Bringing Power to the People Empowers Women

Two new reports from august organizations – the World Bank and the Ashoka Foundation – draw needed attention to a challenge that many, if not most of us, in the developed world take for granted: the availability of electricity, water and basic sanitation. These studies also help make an important point: that taking care of these basic services can “fuel” entrepreneurial development. In the developing world much human time and energy is spent seeking out fresh water and dealing with the vagaries of intermittent power, time that could otherwise be used to go to school or to start and grow a business.
The World Bank study –“Getting Electricity” – published by the Doing Business team, takes a look at the linkages between getting power and growing businesses. Not surprisingly, there is a correlation, although is is not purely a function of level of economic development but also of the connection costs and the number of steps it takes a business to get wired into a power grid. Further, the study reports that businesses in low income countries suffer an average of 18 power outages per month, compared to 8 per month in lower middle income countries and 3 in upper middle income countries.
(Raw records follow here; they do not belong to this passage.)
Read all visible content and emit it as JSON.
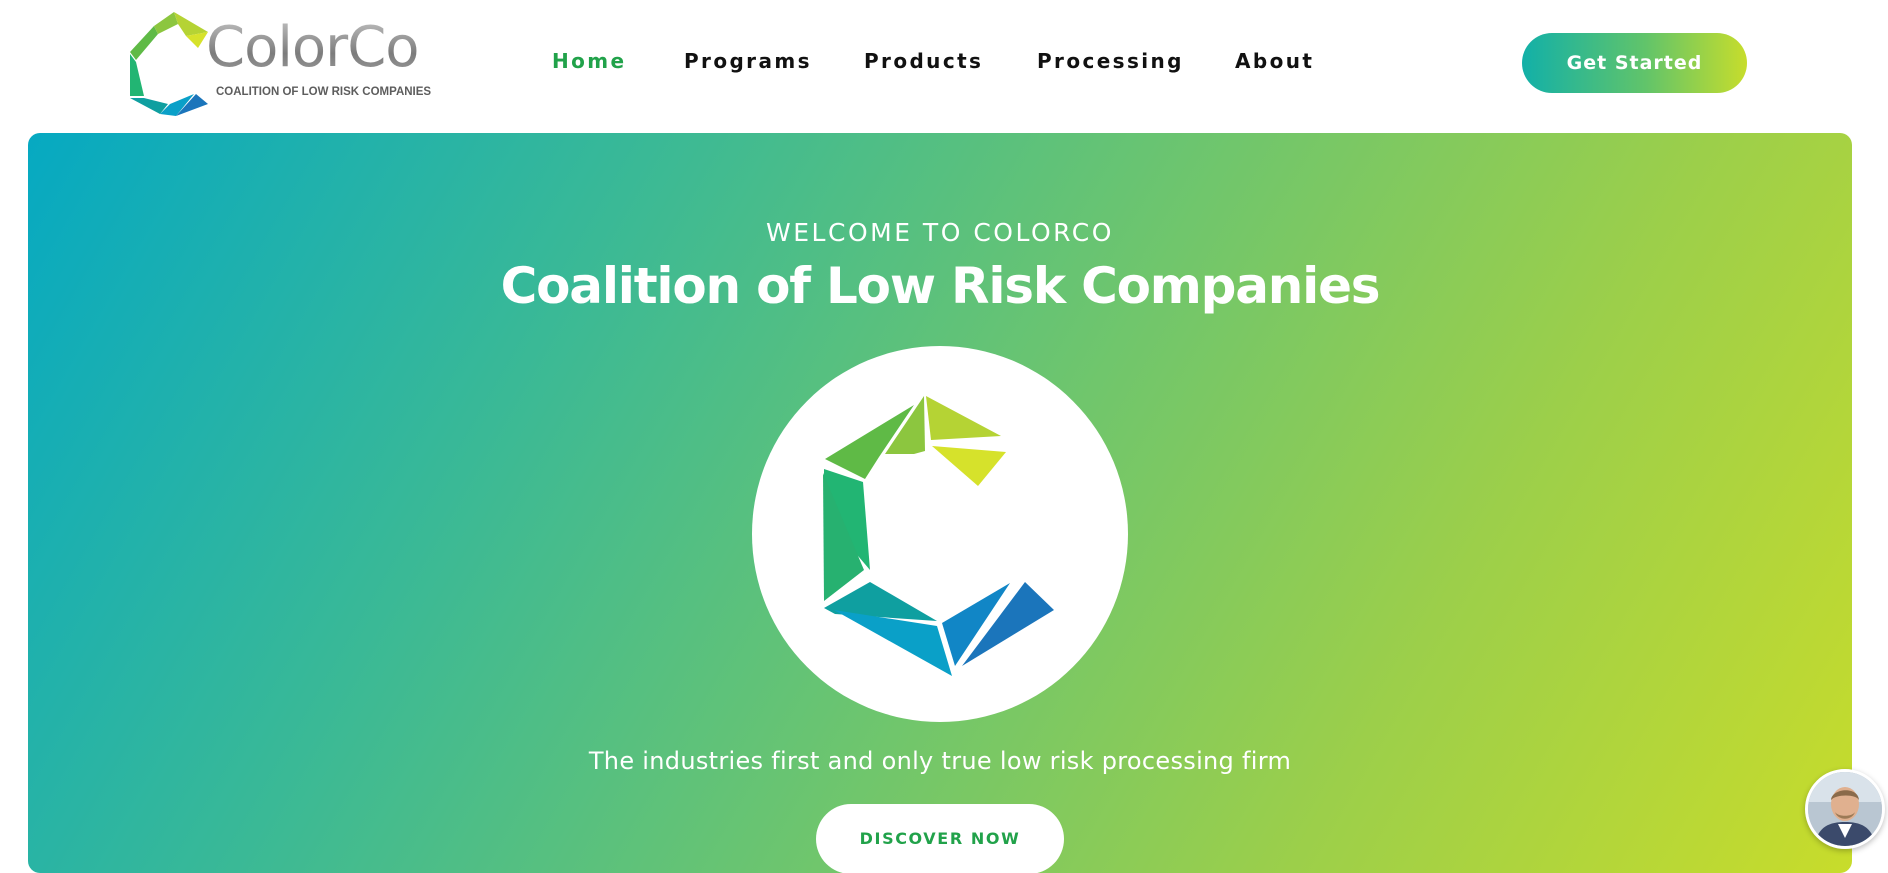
{
  "brand": {
    "name": "ColorCo",
    "tagline": "COALITION OF LOW RISK COMPANIES"
  },
  "nav": {
    "items": [
      {
        "label": "Home",
        "active": true
      },
      {
        "label": "Programs",
        "active": false
      },
      {
        "label": "Products",
        "active": false
      },
      {
        "label": "Processing",
        "active": false
      },
      {
        "label": "About",
        "active": false
      }
    ],
    "cta_label": "Get Started"
  },
  "hero": {
    "eyebrow": "WELCOME TO COLORCO",
    "title": "Coalition of Low Risk Companies",
    "tagline": "The industries first and only true low risk processing firm",
    "button_label": "DISCOVER NOW"
  },
  "icons": {
    "logo": "colorco-c-mark-icon",
    "emblem": "colorco-c-mark-icon",
    "chat": "chat-agent-avatar"
  },
  "colors": {
    "nav_active": "#21a24a",
    "nav_default": "#111111",
    "gradient_start": "#06a9c2",
    "gradient_end": "#c8dc2b",
    "button_text": "#21a24a"
  }
}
The Ashoka Foundation effort focuses at the “bottom of the pyramid” – at the 16 billion people around the world that have no electricity. Their research effort, undertaken in partnership with Hystra and three French energy companies (GDF Suez, Schneider Electric and Total), investigates efforts to bring more power to the people. These efforts are found to cluster in four categories: grid connections, power devices, solar energy systems, and rural cooperatives. Read more by visiting this web link.

Interestingly (and either coincidentally or not), a recent blogpost on the Huffington Post discusses another aspect of this issue, focusing on the fact that 1 billion people worldwide do not have ready access to clean water, and the burden of finding and fetching water falls to women and girls – who might otherwise have more time for education and business pursuits. Read more at “Water and Women: A Gender Crisis, a Global Opportunity.”

Take a minute to think about the 200 million hours that are spent – mostly by women and girls – every single day just to get fresh water, and how much more productively those hours could be spent. So, bringing more “power to the people” can really empower women!

Measuring Impact … The Devil’s In The Details

Last week, some new numbers were announced regarding the impact that women-owned firms have on the U.S. economy. The Center for Women’s Business Research, with support from Walmart and the National Women’s Business Council, reported that women-owned businesses “contribute nearly $3 trillion to our national economy and create or maintain 23 million jobs.” While there is no disputing that looking solely at business revenues goes only part way toward measuring the full impact of a business in a community, exactly how to more fully account for the impact of women-owned businesses is a difficult question.
Bunny surprise
While the Center for Women’s Business Research has opened up an important discussion, they have not, in my view, added to the fabric of knowledge about women business owners and their enterprises in a wholly positive manner. The devil, as they say, is in the details.

Upon closer examination of the study, we observe that:

  • The estimates of economic impact are made using a purposive, non-random sample of only 417 businesses, conducted last year. A more complete set of usable data might have been better obtained from a larger, random-sample survey, or even from using Dun & Bradstreet data. One might also want to question the types of outputs computed in the model, and whether they are pre-recessionary or recessionary in their nature.
  • The model used was one developed to measure “the projection of secondary or multiplier effects from changes in direct sales in one industry within a study region. Multipliers can be estimated for a county, a state or for the entire nation (emphasis ours).” This appears to mean that a model developed for use in a single industry in a single region is being extrapolated to all industries over the entire country. This gives Womenable the heebie-jeebies.
  • While it is sexy to make comparisons between the revenues and expenditures of a company or group of companies with those of a nation, the inputs of the IMPLAN model used by the Center here and the components of Gross Domestic Product are likely very different. While the IMPLAN model is proprietary and not fully disclosed, it is most assuredly a case of “apples and oranges” to try to equate the impact of women-owned businesses with the GDP of nations.

In the spirit of full disclosure, I’m speaking here not only as the President and CEO of Womenable and a member of the women’s business community, but as the former Managing Director and Director of Research of the Center for Women’s Business Research and former Executive Director of the National Women’s Business Council. So, while it pains me to call out my colleagues, I do so in the spirit of making sure that the users of this new information are more fully aware of from whence it came, and with the hope that future efforts along these lines are more methodologically rigorous.

Some may feel that imperfect information is better than none at all, but Womenable believes that unassailable information – provided with more apt comparisons and fuller disclosure – does the women’s business community a much better service than does information that overreaches; that goes too far out on a limb without the underpinning of a more solid methodological framework.

As we all know, once information is out there it can take on a life of its own. While Womenable applauds this study’s goals and supports the overall message that accounting for the impact of women-owned firms should go beyond counting firm revenues (and, indeed, beyond counting currency spent by firms and their employees), we do not back this study’s execution nor its numerical conclusions.

We welcome a dialogue on this issue, and are willing to be proven too cautious. What say you all?